Decentralized Multi-Agent Reinforcement Learning for Continuous-Space Stochastic Games
Awni Altabaa, Bora Yongacoglu, Serdar Yüksel
TL;DR
The paper addresses decentralized MARL in stochastic games with general state spaces by extending decentralized Q-learning to continuous spaces through state-space quantization and a two-time-scale learning scheme. It proves that, under weak continuity and bounded costs, agents achieve near-optimal policy updates with respect to their observed environments, and it characterizes global policy-updating dynamics as an absorbing Markov chain with a closed-form expression for equilibrium convergence probabilities. By analyzing both idealized updating dynamics and their quantized approximations, the work provides conditions under which self-play converges to (near-)equilibria and discusses limitations in achieving global team-optimality.

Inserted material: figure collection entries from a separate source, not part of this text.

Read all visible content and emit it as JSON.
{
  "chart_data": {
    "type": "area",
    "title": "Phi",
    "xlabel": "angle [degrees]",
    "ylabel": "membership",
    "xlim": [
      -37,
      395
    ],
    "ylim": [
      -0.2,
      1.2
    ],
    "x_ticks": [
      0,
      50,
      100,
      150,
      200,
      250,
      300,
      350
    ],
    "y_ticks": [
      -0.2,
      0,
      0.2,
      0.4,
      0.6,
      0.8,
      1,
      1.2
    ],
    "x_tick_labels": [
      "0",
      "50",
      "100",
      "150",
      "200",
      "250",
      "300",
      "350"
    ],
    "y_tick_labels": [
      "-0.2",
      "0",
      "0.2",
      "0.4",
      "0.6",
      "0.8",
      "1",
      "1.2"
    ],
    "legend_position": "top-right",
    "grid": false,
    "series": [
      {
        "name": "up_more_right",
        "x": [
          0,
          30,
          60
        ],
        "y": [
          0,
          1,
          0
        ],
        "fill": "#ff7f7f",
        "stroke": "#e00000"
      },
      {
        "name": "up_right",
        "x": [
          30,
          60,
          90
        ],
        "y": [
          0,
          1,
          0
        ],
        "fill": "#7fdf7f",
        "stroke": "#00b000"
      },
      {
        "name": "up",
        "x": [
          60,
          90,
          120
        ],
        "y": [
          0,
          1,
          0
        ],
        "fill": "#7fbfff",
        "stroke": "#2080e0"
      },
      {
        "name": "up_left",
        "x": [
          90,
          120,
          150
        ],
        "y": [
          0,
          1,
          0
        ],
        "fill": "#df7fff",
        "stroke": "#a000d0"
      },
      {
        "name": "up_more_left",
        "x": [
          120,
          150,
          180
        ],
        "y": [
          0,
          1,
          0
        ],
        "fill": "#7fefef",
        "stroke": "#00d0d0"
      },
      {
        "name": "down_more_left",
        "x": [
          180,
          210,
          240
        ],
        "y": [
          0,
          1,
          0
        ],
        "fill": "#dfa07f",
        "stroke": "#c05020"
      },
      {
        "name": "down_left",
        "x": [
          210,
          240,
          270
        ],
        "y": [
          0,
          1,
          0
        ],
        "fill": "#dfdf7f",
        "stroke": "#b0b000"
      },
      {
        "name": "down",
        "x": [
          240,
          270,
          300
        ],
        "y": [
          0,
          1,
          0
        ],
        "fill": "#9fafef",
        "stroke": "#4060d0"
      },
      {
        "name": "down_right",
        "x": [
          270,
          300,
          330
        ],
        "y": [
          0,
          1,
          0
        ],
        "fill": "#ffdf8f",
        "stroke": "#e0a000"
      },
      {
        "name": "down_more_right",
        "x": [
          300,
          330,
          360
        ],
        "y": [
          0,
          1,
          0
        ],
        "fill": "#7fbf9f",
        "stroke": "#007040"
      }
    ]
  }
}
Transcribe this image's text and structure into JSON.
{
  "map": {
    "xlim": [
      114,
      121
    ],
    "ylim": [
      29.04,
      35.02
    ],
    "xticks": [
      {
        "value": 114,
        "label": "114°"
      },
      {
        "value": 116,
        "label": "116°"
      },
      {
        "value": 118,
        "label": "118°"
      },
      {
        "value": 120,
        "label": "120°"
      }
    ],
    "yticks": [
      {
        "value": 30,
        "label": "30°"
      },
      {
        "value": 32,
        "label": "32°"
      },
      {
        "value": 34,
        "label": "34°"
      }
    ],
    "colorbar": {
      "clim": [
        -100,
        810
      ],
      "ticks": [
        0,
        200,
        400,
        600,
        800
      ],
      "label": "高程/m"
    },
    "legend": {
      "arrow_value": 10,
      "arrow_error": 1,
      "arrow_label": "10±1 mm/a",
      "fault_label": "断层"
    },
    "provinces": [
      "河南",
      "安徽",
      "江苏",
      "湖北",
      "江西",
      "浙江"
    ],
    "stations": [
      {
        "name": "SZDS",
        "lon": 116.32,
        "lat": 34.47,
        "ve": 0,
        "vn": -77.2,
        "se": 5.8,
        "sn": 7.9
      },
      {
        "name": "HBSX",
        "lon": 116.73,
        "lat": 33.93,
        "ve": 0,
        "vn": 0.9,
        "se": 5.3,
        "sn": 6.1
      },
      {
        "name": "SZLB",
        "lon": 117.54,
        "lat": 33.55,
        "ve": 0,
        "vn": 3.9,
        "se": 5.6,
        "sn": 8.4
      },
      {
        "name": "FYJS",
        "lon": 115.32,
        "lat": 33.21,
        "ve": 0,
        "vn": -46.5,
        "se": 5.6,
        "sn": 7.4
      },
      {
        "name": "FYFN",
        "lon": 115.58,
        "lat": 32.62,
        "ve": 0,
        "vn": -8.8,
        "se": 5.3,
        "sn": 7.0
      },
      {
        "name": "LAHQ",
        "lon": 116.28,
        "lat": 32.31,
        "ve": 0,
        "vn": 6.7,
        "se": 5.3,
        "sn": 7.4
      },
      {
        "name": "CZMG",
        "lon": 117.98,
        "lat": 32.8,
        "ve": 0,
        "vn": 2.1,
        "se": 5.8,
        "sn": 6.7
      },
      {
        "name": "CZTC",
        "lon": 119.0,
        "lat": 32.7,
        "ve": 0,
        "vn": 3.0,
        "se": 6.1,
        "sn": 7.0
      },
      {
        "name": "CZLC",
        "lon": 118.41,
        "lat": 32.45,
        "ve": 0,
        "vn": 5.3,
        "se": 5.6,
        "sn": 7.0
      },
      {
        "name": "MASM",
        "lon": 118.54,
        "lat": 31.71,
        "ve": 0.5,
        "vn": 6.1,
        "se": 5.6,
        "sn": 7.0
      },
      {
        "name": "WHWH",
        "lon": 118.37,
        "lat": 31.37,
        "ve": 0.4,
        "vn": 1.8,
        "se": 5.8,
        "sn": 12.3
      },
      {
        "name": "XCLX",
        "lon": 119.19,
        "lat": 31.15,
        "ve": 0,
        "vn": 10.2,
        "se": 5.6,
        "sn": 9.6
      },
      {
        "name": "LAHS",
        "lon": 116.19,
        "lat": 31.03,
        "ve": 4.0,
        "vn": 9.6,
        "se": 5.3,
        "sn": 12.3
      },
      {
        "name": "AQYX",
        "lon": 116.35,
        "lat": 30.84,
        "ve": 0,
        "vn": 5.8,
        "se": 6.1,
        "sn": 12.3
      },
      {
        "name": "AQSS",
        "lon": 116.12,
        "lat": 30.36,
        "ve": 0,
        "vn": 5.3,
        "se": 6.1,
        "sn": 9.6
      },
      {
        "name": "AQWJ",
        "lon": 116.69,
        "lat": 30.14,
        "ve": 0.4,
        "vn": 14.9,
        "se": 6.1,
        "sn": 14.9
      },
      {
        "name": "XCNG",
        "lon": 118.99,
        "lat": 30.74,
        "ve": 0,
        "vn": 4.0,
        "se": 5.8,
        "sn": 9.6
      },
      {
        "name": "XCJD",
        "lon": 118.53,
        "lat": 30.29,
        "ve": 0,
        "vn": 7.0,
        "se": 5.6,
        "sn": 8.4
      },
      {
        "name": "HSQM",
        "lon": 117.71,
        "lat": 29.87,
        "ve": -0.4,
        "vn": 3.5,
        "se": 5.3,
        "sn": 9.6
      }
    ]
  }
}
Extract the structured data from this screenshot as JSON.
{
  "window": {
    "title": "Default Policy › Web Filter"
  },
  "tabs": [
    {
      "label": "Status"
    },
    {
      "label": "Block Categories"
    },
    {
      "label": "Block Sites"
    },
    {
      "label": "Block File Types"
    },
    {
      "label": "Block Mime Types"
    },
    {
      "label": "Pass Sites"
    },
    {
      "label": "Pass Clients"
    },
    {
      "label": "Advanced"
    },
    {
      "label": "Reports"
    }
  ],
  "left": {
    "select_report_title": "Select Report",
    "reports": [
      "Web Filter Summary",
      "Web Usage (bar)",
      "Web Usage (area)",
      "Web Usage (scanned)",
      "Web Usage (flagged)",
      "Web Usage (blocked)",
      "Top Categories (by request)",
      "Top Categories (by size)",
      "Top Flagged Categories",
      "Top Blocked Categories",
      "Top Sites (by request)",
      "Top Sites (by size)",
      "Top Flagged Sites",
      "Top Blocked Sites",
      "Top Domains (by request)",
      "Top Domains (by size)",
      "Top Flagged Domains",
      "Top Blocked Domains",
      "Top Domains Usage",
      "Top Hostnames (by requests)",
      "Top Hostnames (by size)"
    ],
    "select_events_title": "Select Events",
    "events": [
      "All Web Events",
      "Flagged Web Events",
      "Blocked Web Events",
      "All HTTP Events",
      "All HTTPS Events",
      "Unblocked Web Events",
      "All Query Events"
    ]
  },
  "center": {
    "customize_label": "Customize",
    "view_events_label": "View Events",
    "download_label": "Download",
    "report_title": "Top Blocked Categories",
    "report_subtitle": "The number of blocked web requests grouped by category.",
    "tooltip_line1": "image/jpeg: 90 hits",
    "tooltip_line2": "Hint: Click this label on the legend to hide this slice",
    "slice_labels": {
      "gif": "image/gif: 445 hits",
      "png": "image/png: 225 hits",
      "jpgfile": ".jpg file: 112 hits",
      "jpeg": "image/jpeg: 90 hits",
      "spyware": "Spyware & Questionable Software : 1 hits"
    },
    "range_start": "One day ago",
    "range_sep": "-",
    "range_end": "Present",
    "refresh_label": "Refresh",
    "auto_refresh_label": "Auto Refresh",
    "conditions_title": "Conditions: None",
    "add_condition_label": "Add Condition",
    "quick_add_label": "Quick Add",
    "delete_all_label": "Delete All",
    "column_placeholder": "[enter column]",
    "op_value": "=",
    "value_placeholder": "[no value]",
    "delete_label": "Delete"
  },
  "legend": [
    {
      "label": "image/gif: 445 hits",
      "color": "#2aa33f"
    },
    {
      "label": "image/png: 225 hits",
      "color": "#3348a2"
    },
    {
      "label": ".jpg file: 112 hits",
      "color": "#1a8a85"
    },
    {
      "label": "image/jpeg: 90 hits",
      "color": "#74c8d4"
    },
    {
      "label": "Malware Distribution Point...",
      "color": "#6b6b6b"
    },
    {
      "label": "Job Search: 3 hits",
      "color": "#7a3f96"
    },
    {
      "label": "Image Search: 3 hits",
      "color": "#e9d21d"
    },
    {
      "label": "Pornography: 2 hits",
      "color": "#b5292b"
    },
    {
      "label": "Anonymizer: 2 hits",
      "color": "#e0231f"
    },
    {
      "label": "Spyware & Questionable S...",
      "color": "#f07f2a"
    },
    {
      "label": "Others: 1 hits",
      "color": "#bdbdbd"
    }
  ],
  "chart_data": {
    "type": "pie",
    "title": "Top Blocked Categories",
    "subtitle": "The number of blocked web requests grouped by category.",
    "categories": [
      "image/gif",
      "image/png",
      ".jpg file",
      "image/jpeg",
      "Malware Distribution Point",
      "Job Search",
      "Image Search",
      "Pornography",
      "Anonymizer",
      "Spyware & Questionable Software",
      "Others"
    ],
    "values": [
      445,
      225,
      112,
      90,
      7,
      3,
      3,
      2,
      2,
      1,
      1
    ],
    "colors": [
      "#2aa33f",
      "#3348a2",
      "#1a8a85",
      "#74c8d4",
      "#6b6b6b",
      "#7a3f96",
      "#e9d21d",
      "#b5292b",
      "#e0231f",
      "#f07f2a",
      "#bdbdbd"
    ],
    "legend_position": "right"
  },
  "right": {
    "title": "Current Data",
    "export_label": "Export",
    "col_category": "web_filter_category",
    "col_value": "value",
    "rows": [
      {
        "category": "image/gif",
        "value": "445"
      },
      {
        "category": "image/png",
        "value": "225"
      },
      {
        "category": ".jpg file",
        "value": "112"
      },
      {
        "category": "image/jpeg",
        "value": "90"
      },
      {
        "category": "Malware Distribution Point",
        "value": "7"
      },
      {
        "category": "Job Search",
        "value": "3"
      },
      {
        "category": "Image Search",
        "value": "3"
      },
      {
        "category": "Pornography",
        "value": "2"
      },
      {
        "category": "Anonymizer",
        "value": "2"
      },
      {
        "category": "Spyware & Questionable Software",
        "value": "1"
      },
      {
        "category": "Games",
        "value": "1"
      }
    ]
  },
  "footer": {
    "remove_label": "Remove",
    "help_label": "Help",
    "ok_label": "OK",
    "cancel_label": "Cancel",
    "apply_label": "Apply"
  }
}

A simulation study on a two-player stochastic team corroborates the theory, illustrating convergence behavior and the impact of quantization and exploration on attaining team-optimal policies.
Abstract
Stochastic games are a popular framework for studying multi-agent reinforcement learning (MARL). Recent advances in MARL have focused primarily on games with finitely many states. In this work, we study multi-agent learning in stochastic games with general state spaces and an information structure in which agents do not observe each other's actions. In this context, we propose a decentralized MARL algorithm and we prove the near-optimality of its policy updates. Furthermore, we study the global policy-updating dynamics for a general class of best-reply based algorithms and derive a closed-form characterization of convergence probabilities over the joint policy space.